Et puis vient l’entrainement, la pratique. Nous travaillons sur la posture, la voix, le regard, la respiration, les gestes parasites, les tics de langage avec de nombreux exercices empruntés au théâtre. Nous travaillons la diction. Les élèves passent devant leur camarade pour présenter leur introduction et nous tapons dans les mains à chaque tic de langage, et tapons des pieds à chaque « du coup », ou « voilà » pour prendre conscience de notre propre parole. Je fais moi-même parfois l’exercice du grand oral pour leur montrer un modèle. Comme je le répète souvent, rien ne vaut l’exemple. Nous n’oublions pas les exercices d’argumentation, avec un vrai cours d’éristique et de science du débat en utilisant notamment les stratagèmes de Schopenhauer pour avoir toujours raison. Inutile de vous dire la joie et la motivation d’un adolescent face à ce sujet. Ils sont passionnés. J’ai même une année, reçu un message d’une jeune fille qui venait de faire le stage me disant : « merci Juline, c’était passionnant. On apprend enfin des choses qui vont nous servir dans la vraie vie ». Bien sur qu’ils sont heureux d’apprendre ce qu’est un argument d’autorité, un argument ad hominem, une métaphore favorable et défavorable, une association dégradante, et comment retourner ces arguments quand on les utilise contre vous, autant pour construire leur discours et préparer l’entretien avec le jury que pour leur vie future.
Et pour finir, nous apprenons comment gérer le stress, comment fonctionne le cerveau, quelles zones du cerveau s’allument quand nous sommes stressés et qu’elles sont celles que nous devrions en fait allumer pour gérer cette situation. Je leur enseigne quelques petites techniques pour hacker le cerveau et revenir toujours en préfrontal, dans la partie adaptative et non dans la partie automatique, incapable de nous aider dans ces moments de trac ; un apprentissage utile pour le grand oral mais surtout dans la vie de tous les jours.

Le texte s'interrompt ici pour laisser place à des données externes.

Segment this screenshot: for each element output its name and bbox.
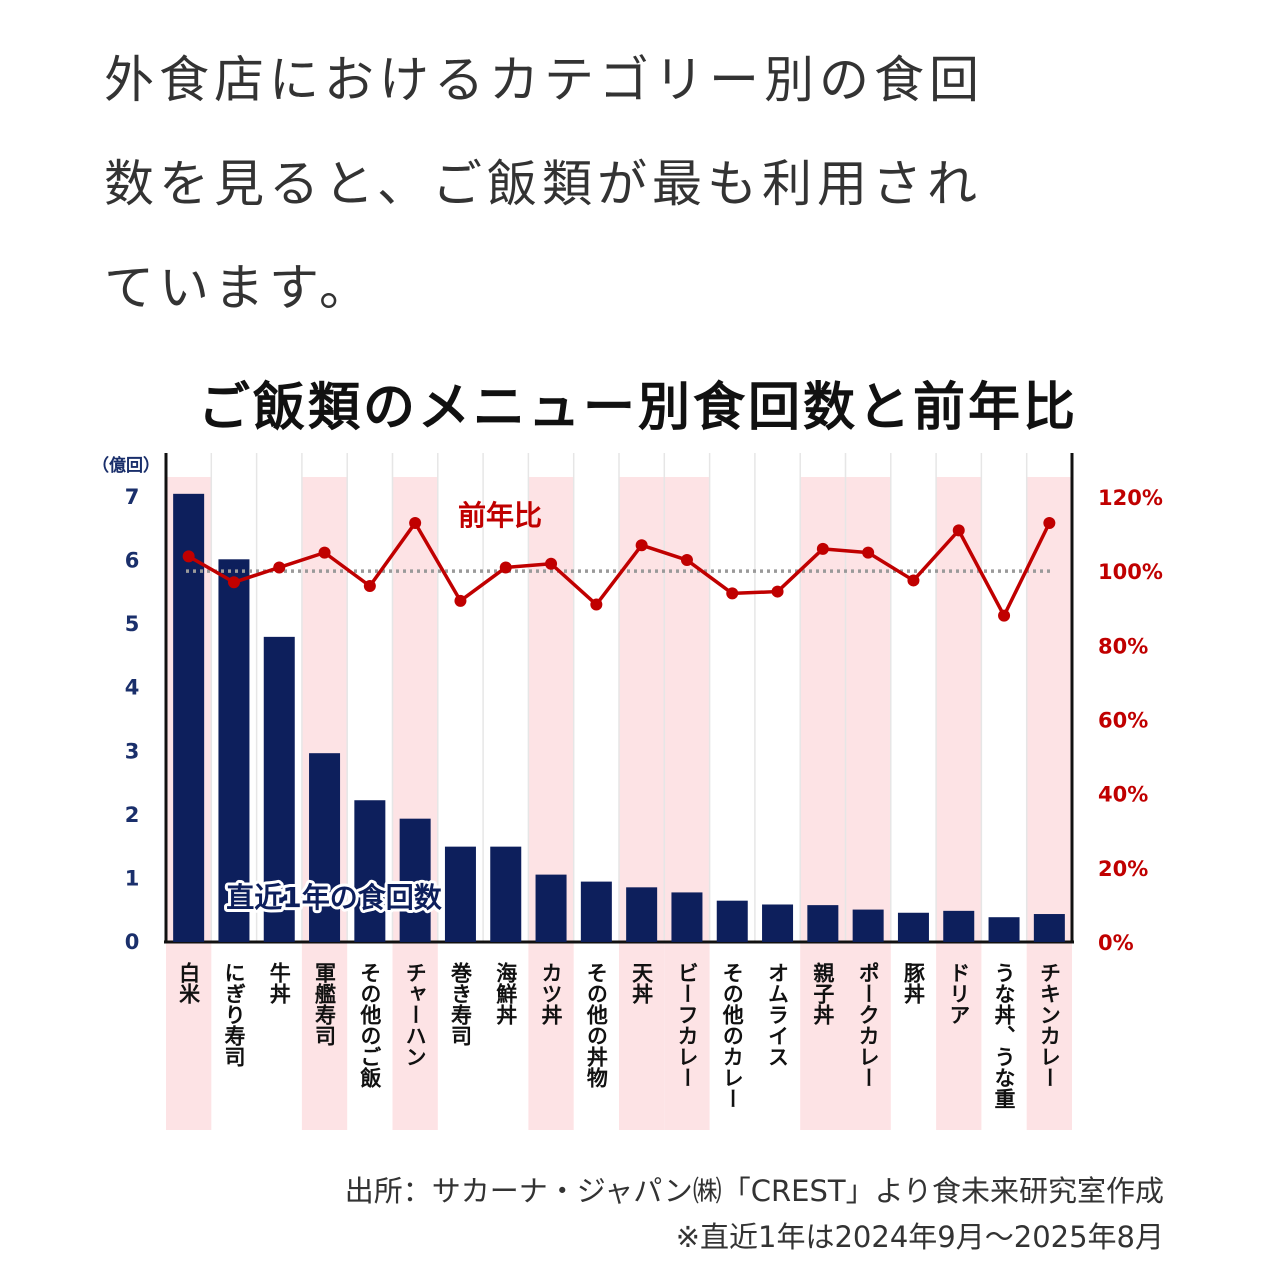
category-label: 天丼 <box>630 962 654 1005</box>
yoy-point <box>1043 516 1056 529</box>
left-tick-label: 6 <box>125 549 140 573</box>
source-line-1: 出所：サカーナ・ジャパン㈱「CREST」より食未来研究室作成 <box>344 1174 1164 1208</box>
category-label: ポークカレー <box>856 961 880 1088</box>
bar <box>807 905 839 942</box>
bar <box>535 874 567 942</box>
bar <box>173 493 205 942</box>
chart-title: ご飯類のメニュー別食回数と前年比 <box>197 378 1078 438</box>
yoy-point <box>907 574 920 587</box>
left-tick-label: 0 <box>125 930 140 954</box>
yoy-point <box>273 561 286 574</box>
bar <box>897 912 929 942</box>
yoy-point <box>499 561 512 574</box>
highlight-band <box>936 477 982 1130</box>
bar <box>399 818 431 942</box>
yoy-point <box>590 598 603 611</box>
category-label: 軍艦寿司 <box>313 962 337 1047</box>
bar <box>988 917 1020 942</box>
bar <box>354 800 386 942</box>
yoy-point <box>182 550 195 563</box>
yoy-point <box>771 585 784 598</box>
left-tick-label: 4 <box>125 676 140 700</box>
yoy-point <box>635 539 648 552</box>
highlight-band <box>392 477 438 1130</box>
right-tick-label: 80% <box>1098 634 1148 658</box>
source-note: 出所：サカーナ・ジャパン㈱「CREST」より食未来研究室作成 ※直近1年は202… <box>345 1168 1164 1260</box>
category-label: 巻き寿司 <box>448 961 473 1047</box>
category-label: ビーフカレー <box>675 962 699 1088</box>
bar <box>671 892 703 942</box>
left-tick-label: 5 <box>125 612 140 636</box>
category-label: カツ丼 <box>539 962 563 1026</box>
category-label: 海鮮丼 <box>494 961 518 1026</box>
yoy-point <box>680 554 693 567</box>
right-tick-label: 20% <box>1098 857 1148 881</box>
yoy-point <box>726 587 739 600</box>
bar <box>1033 914 1065 942</box>
headline-line-2: 数を見ると、ご飯類が最も利用され <box>104 155 982 213</box>
right-tick-label: 60% <box>1098 709 1148 733</box>
bar <box>943 910 975 942</box>
category-label: オムライス <box>766 962 790 1067</box>
right-tick-label: 0% <box>1098 931 1134 955</box>
yoy-point <box>545 557 558 570</box>
yoy-point <box>816 542 829 555</box>
highlight-band <box>664 477 710 1130</box>
source-line-2: ※直近1年は2024年9月～2025年8月 <box>675 1220 1164 1254</box>
yoy-point <box>454 594 467 607</box>
category-label: 白米 <box>177 961 201 1005</box>
left-tick-label: 2 <box>125 803 140 827</box>
yoy-point <box>998 609 1011 622</box>
category-label: その他のカレー <box>720 962 745 1109</box>
category-label: 豚丼 <box>901 962 925 1005</box>
category-label: その他の丼物 <box>584 962 609 1089</box>
headline: 外食店におけるカテゴリー別の食回 数を見ると、ご飯類が最も利用され ています。 <box>104 28 1164 340</box>
highlight-band <box>528 477 574 1130</box>
highlight-band <box>619 477 665 1130</box>
series-label-count: 直近1年の食回数 <box>226 881 442 914</box>
left-tick-label: 3 <box>125 739 140 763</box>
category-label: ドリア <box>947 962 971 1025</box>
category-label: その他のご飯 <box>358 962 383 1089</box>
yoy-point <box>952 524 965 537</box>
bar <box>580 881 612 942</box>
bar <box>490 846 522 942</box>
bar <box>218 559 250 942</box>
bar <box>263 636 295 942</box>
yoy-point <box>862 546 875 559</box>
yoy-point <box>363 580 376 592</box>
bar <box>444 846 476 942</box>
bar <box>762 904 794 942</box>
category-label: うな丼、うな重 <box>992 962 1016 1109</box>
highlight-band <box>1026 477 1072 1130</box>
bar <box>852 909 884 942</box>
bar <box>716 900 748 942</box>
series-label-yoy: 前年比 <box>458 499 542 532</box>
headline-line-3: ています。 <box>104 259 374 317</box>
left-tick-label: 1 <box>125 866 140 890</box>
yoy-line <box>187 521 1051 618</box>
yoy-point <box>318 546 331 559</box>
category-label: チャーハン <box>403 962 427 1067</box>
yoy-point <box>227 576 240 589</box>
right-tick-label: 120% <box>1098 486 1163 510</box>
combo-chart: （億回） 0 1 2 3 4 5 6 7 0% 20% 40% 60% 80% 100% 120% 前年比直近1… <box>92 453 1163 1130</box>
yoy-point <box>409 516 422 529</box>
left-axis-unit: （億回） <box>92 455 160 476</box>
highlight-band <box>800 477 846 1130</box>
right-tick-label: 100% <box>1098 560 1163 584</box>
highlight-band <box>845 477 891 1130</box>
bar <box>309 753 341 942</box>
left-tick-label: 7 <box>125 485 140 509</box>
category-label: 親子丼 <box>811 962 835 1026</box>
headline-line-1: 外食店におけるカテゴリー別の食回 <box>104 51 984 109</box>
bar <box>626 887 658 942</box>
category-label: チキンカレー <box>1037 962 1061 1088</box>
right-tick-label: 40% <box>1098 783 1148 807</box>
category-label: にぎり寿司 <box>222 962 246 1068</box>
category-label: 牛丼 <box>267 962 291 1005</box>
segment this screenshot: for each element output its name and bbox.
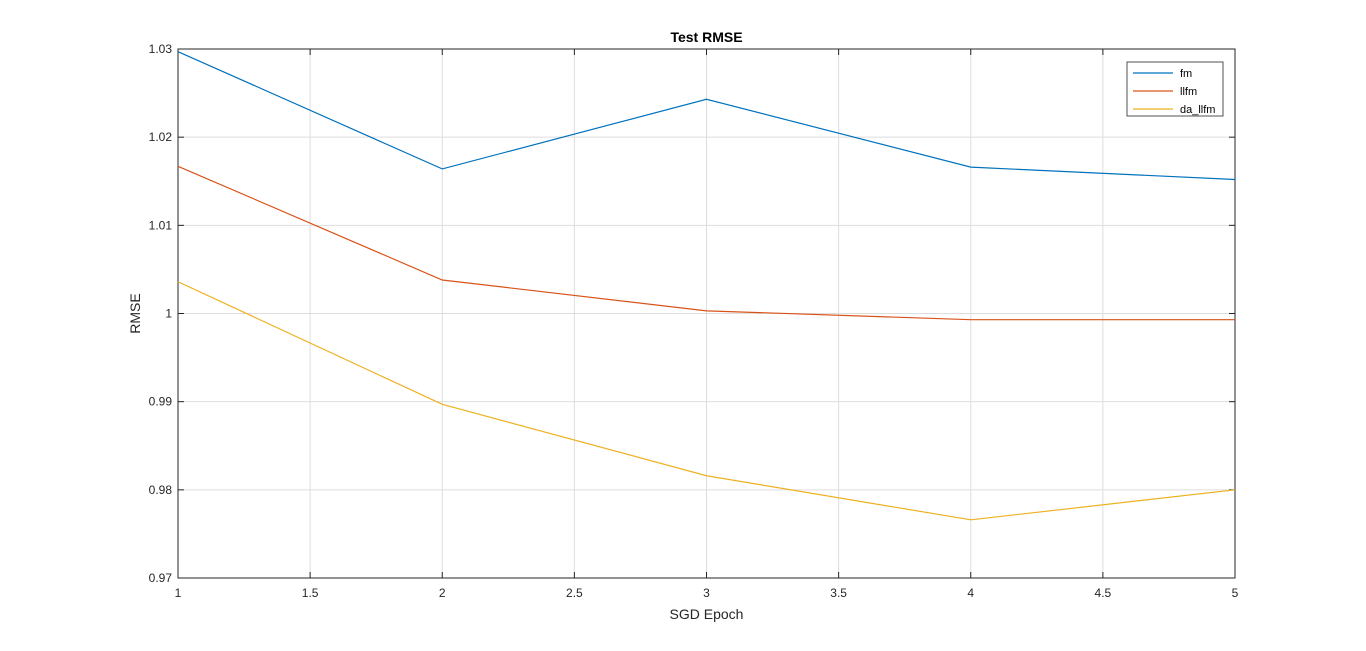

Alors non ! Je ne suis pas d’accord ; les élèves ne sont pas en vacances et ne se sentent pas en vacances pourvu qu’on leur propose un vrai apprentissage, vivant, concret, utile, pourvu qu’on les prépare sérieusement à une épreuve qui met en avant l’éloquence, l’art oratoire et la communication. Et l’éloquence, ça s’apprend et cela se travaille.
Alors, oui , il faut sortir de sa zone de confort. On ne peut pas enseigner l’éloquence en restant assis à un bureau ou devant un tableau blanc en face d’une classe sagement disposée en rangée en faisant un cours magistral. On ne peut pas dire non plus à des élèves (comme je l’ai parfois entendu) « débrouillez-vous, faites vos recherches, le grand oral je ne m’en occupe pas ».
Le grand oral, ça parle, ça bouge, ça teste, ça chamboule parfois, ça émeut, ça stresse, ça fait rire, ça prend le cœur, ça prend la tête parfois mais c’est une sacrée belle épreuve qui leur permet de développer de magnifiques compétences. Il faut prendre le temps de l’étudier, de se renseigner et d’apprendre nous aussi en tant qu’enseignants. Tout ce que je montre aujourd’hui aux élèves, je ne le connaissais pas il y a 5 ans. J’ai lu, je me suis documentée, je me suis formée, j’ai craint de ne pas savoir, de ne pas être à la hauteur, je me suis remise en question, j’ai lu et cherché de nouveau pour les préparer au mieux à cette épreuve. J’utilise les mêmes techniques pour préparer mes élèves de CAP à l’épreuve orale du chef d’œuvre.
La posture de l’enseignant est la clef dans cette histoire. Si nous leur montrons que nous sommes passionnés et que nous avons encore beaucoup de choses à leur apprendre, les vacances attendront.